Chatsworth House - Debo called it 'the old dump'.

About Patrick Leigh Fermor, I only knew that he was a famous travel writer. I had never read.his books, though I knew we had one or two on the shelves.

Well, In Tearing Haste turned out to be a tremendous treat. They both lived very long lives: Patrick - Paddy - travelled a good deal, and eventually settled in Greece, and so they wrote to keep in touch. (How will this work in the future? Will there be compilations of emails and tweets...?) They moved in some very lofty circles - Debo writes of meeting the Queen Mother at various functions (Debo was fond of nicknames, and for some reason refers to the QM as Cake - Paddy becomes 'Whack'), and she was a good friend of the Prince of Wales. But she knew people in very different circles too: she was a friend of Lucian Freud, the painter - which by all accounts wasn't at all an easy thing to be; she knew Kennedy and Harold Macmillan well, and she had lots of farming friends - she was very knowledgeable about rare breeds and obscure cattle diseases.
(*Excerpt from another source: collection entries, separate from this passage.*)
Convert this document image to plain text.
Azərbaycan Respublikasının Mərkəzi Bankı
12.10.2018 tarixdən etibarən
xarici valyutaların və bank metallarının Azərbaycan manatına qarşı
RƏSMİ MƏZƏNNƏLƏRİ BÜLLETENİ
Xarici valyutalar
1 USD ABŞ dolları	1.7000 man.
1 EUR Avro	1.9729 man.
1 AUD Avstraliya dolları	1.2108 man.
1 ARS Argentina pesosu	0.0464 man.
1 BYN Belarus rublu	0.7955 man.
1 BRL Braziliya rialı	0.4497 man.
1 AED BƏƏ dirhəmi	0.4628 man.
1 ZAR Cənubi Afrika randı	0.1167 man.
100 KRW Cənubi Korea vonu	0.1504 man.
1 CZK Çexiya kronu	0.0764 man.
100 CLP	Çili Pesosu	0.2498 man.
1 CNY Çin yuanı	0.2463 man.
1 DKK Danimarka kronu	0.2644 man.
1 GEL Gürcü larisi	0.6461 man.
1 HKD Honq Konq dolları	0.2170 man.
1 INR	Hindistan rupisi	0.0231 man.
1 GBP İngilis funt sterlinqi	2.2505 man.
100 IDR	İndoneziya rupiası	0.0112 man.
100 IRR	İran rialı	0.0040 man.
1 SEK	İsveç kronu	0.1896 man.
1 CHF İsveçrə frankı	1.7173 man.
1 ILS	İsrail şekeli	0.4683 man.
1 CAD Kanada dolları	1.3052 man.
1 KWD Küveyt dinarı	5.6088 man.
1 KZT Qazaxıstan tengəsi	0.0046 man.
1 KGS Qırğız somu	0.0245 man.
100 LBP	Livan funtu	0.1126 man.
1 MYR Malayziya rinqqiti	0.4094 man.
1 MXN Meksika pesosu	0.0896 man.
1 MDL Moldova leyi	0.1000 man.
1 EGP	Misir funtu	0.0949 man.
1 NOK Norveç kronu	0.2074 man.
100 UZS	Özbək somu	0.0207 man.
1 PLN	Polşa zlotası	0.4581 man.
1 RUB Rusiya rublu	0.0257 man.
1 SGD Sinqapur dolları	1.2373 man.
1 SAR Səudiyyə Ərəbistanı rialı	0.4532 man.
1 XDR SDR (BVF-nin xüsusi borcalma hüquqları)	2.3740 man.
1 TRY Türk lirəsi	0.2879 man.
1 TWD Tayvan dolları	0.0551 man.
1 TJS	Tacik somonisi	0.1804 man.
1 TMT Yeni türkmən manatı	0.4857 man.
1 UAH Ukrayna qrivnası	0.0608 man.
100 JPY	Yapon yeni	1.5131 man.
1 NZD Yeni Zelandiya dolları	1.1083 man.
Deborah, Duchess of Devonshire

Although they had many friends in common and some of their circles touched, they had very different interests. Paddy, above all, was passionate about writing and was immensely widely read: Debo declared that she loathed reading - she freely admitted that she had never read even any of Paddy's books. But she certainly shared the family talent for writing; her letters are lively, funny and entertaining, with a tremendous zest for life and a complete lack of sentimentality. She must have been about 85 when she wrote this; she was moving out of Chatsworth into a  much smaller house (well, obviously!) in nearby Edensor, and writes to Paddy about the difficulty of sorting out what to take. If I were in that position, I think I'd be feeling mournful about the passing of time and life etc etc - but not Debo:

There are marvellous entertainments called car-boot sales and that's what I need. You can buy a Rembrandt for a few quid in any old field. So why not sell a few?... I MUST go and fill a cardboard box.
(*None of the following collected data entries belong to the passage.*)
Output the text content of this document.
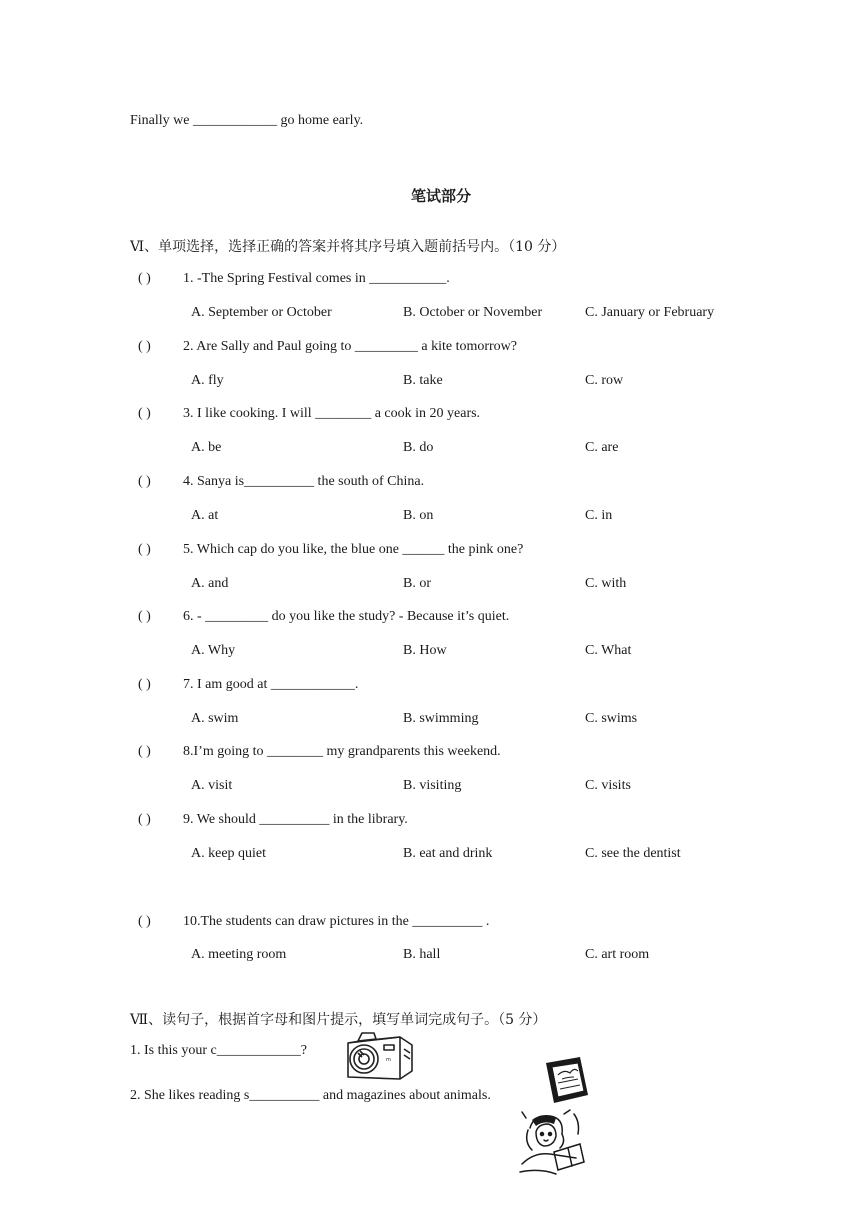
Finally we ____________ go home early.
笔试部分
Ⅵ、单项选择，选择正确的答案并将其序号填入题前括号内。（10 分）
( ) 1. -The Spring Festival comes in ___________.
A. September or October	B. October or November	C. January or February
( ) 2. Are Sally and Paul going to _________ a kite tomorrow?
A. fly	B. take	C. row
( ) 3. I like cooking. I will ________ a cook in 20 years.
A. be	B. do	C. are
( ) 4. Sanya is__________ the south of China.
A. at	B. on	C. in
( ) 5. Which cap do you like, the blue one ______ the pink one?
A. and	B. or	C. with
( ) 6. - _________ do you like the study? - Because it’s quiet.
A. Why	B. How	C. What
( ) 7. I am good at ____________.
A. swim	B. swimming	C. swims
( ) 8.I’m going to ________ my grandparents this weekend.
A. visit	B. visiting	C. visits
( ) 9. We should __________ in the library.
A. keep quiet	B. eat and drink	C. see the dentist
( ) 10.The students can draw pictures in the __________ .
A. meeting room	B. hall	C. art room
Ⅶ、读句子，根据首字母和图片提示，填写单词完成句子。（5 分）
1. Is this your c____________?
2. She likes reading s__________ and magazines about animals.
m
Paddy's letters are marvellous. He was an inveterate traveller and adventurer (he swam the Hellespont
when he was 70), and he clearly loved company, even though he chose for his home a remote spot on the coast of Greece. During the war, he worked undercover with the Cretan resistance: in one famous exploit, he and a group of friends kidnapped the German general in command of the island. At one point, he tells Debo, the general was gazing out to sea, quoting thoughtfully from a Latin poet; Paddy picked up the quotation and completed it, and from then on the two men developed a rapport - and many years later, they met again and reminisced about old times.

Patrick Leigh Fermor


Neither Debo nor Paddy ever seems to have wasted time feeling sorry for themselves. Of course, they had huge advantages and, compared to most of us, they led very privileged lives. But they experienced personal tragedies too - inevitably, in such long lives. They don't dwell on these, just write in a very matter-of-fact way about, for instance, the death of a dearly-loved spouse or sister, and then go on to talk about other things. They both seem to have had a great capacity for enthusiasm and joy, and I think this is what makes them such good company.
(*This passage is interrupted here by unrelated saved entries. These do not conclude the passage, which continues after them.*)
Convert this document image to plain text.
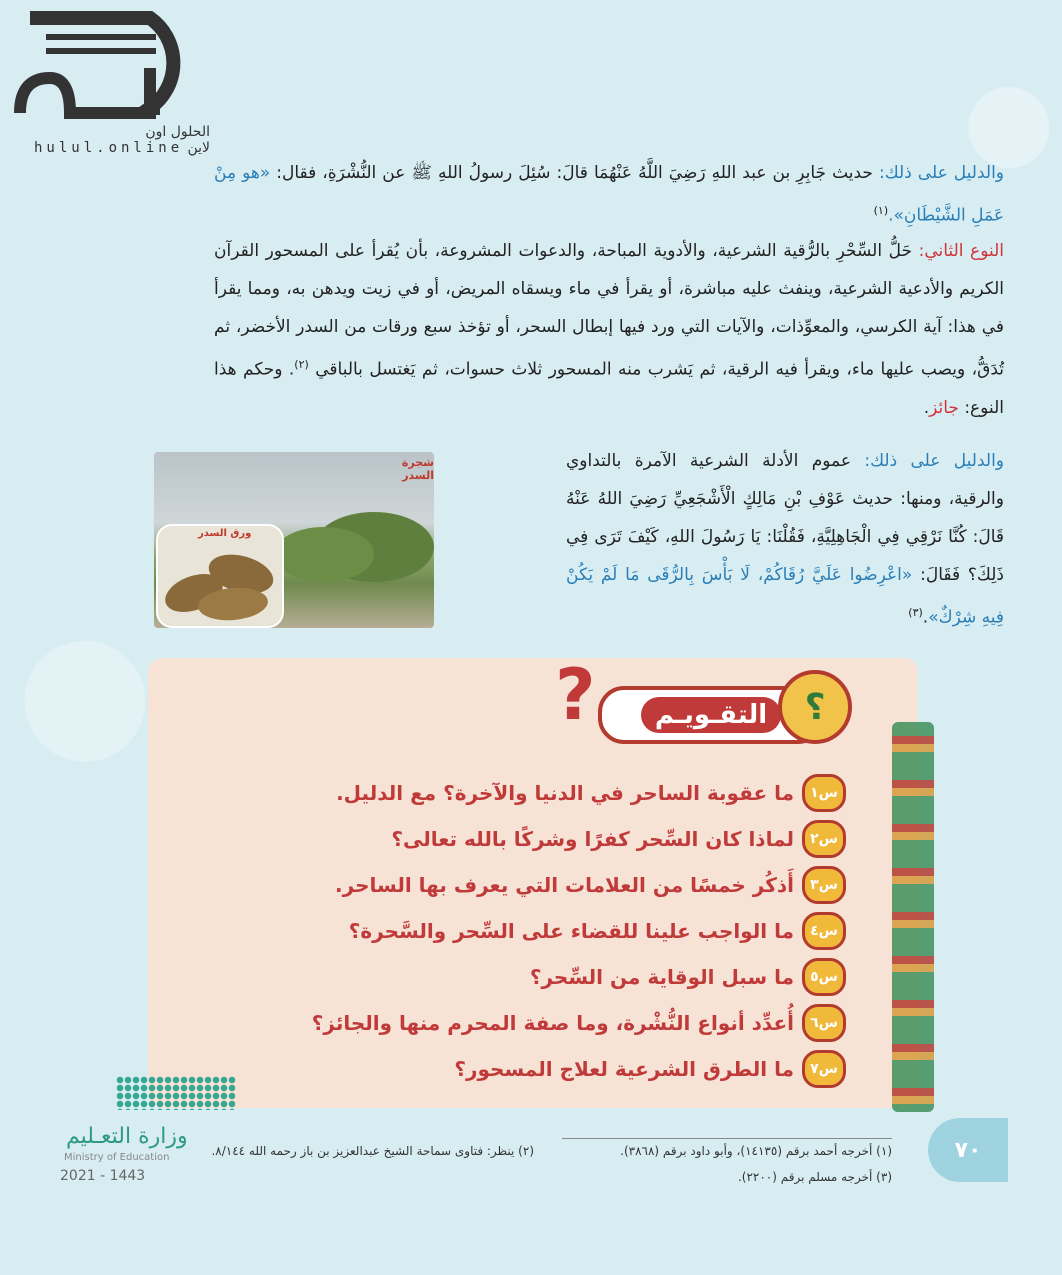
الحلول اون لاين
hulul.online
والدليل على ذلك: حديث جَابِرِ بن عبد اللهِ رَضِيَ اللَّهُ عَنْهُمَا قالَ: سُئِلَ رسولُ اللهِ ﷺ عن النُّشْرَةِ، فقال: «هو مِنْ عَمَلِ الشَّيْطَانِ».$^{(١)}$
النوع الثاني: حَلُّ السِّحْرِ بالرُّقية الشرعية، والأدوية المباحة، والدعوات المشروعة، بأن يُقرأ على المسحور القرآن الكريم والأدعية الشرعية، وينفث عليه مباشرة، أو يقرأ في ماء ويسقاه المريض، أو في زيت ويدهن به، ومما يقرأ في هذا: آية الكرسي، والمعوِّذات، والآيات التي ورد فيها إبطال السحر، أو تؤخذ سبع ورقات من السدر الأخضر، ثم تُدَقُّ، ويصب عليها ماء، ويقرأ فيه الرقية، ثم يَشرب منه المسحور ثلاث حسوات، ثم يَغتسل بالباقي $^{(٢)}$. وحكم هذا النوع: جائز.
والدليل على ذلك: عموم الأدلة الشرعية الآمرة بالتداوي والرقية، ومنها: حديث عَوْفِ بْنِ مَالِكٍ الْأَشْجَعِيِّ رَضِيَ اللهُ عَنْهُ قَالَ: كُنَّا نَرْقِي فِي الْجَاهِلِيَّةِ، فَقُلْنَا: يَا رَسُولَ اللهِ، كَيْفَ تَرَى فِي ذَلِكَ؟ فَقَالَ: «اعْرِضُوا عَلَيَّ رُقَاكُمْ، لَا بَأْسَ بِالرُّقَى مَا لَمْ يَكُنْ فِيهِ شِرْكٌ».$^{(٣)}$
شجرة السدر
ورق السدر
?	التقـويـم	؟
س١
ما عقوبة الساحر في الدنيا والآخرة؟ مع الدليل.
س٢
لماذا كان السِّحر كفرًا وشركًا بالله تعالى؟
س٣
أَذكُر خمسًا من العلامات التي يعرف بها الساحر.
س٤
ما الواجب علينا للقضاء على السِّحر والسَّحرة؟
س٥
ما سبل الوقاية من السِّحر؟
س٦
أُعدِّد أنواع النُّشْرة، وما صفة المحرم منها والجائز؟
س٧
ما الطرق الشرعية لعلاج المسحور؟
وزارة التعـليم
Ministry of Education
2021 - 1443
(١) أخرجه أحمد برقم (١٤١٣٥)، وأبو داود برقم (٣٨٦٨).
(٢) ينظر: فتاوى سماحة الشيخ عبدالعزيز بن باز رحمه الله ٨/١٤٤.
(٣) أخرجه مسلم برقم (٢٢٠٠).
٧٠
Am now reading A Time Of Gifts, Patrick Leigh Fermor's account (written thirty or forty years after the fact: how did he do that?) about his journey on foot from London to Constantinople (through, amongst other places, the Germany of the 1930s), begun in the winter when he was 19. As you can imagine, it's fascinating. And there it's been, sitting on our shelves for heaven knows how many years, somehow just ignored until now. So many books, so many treasures.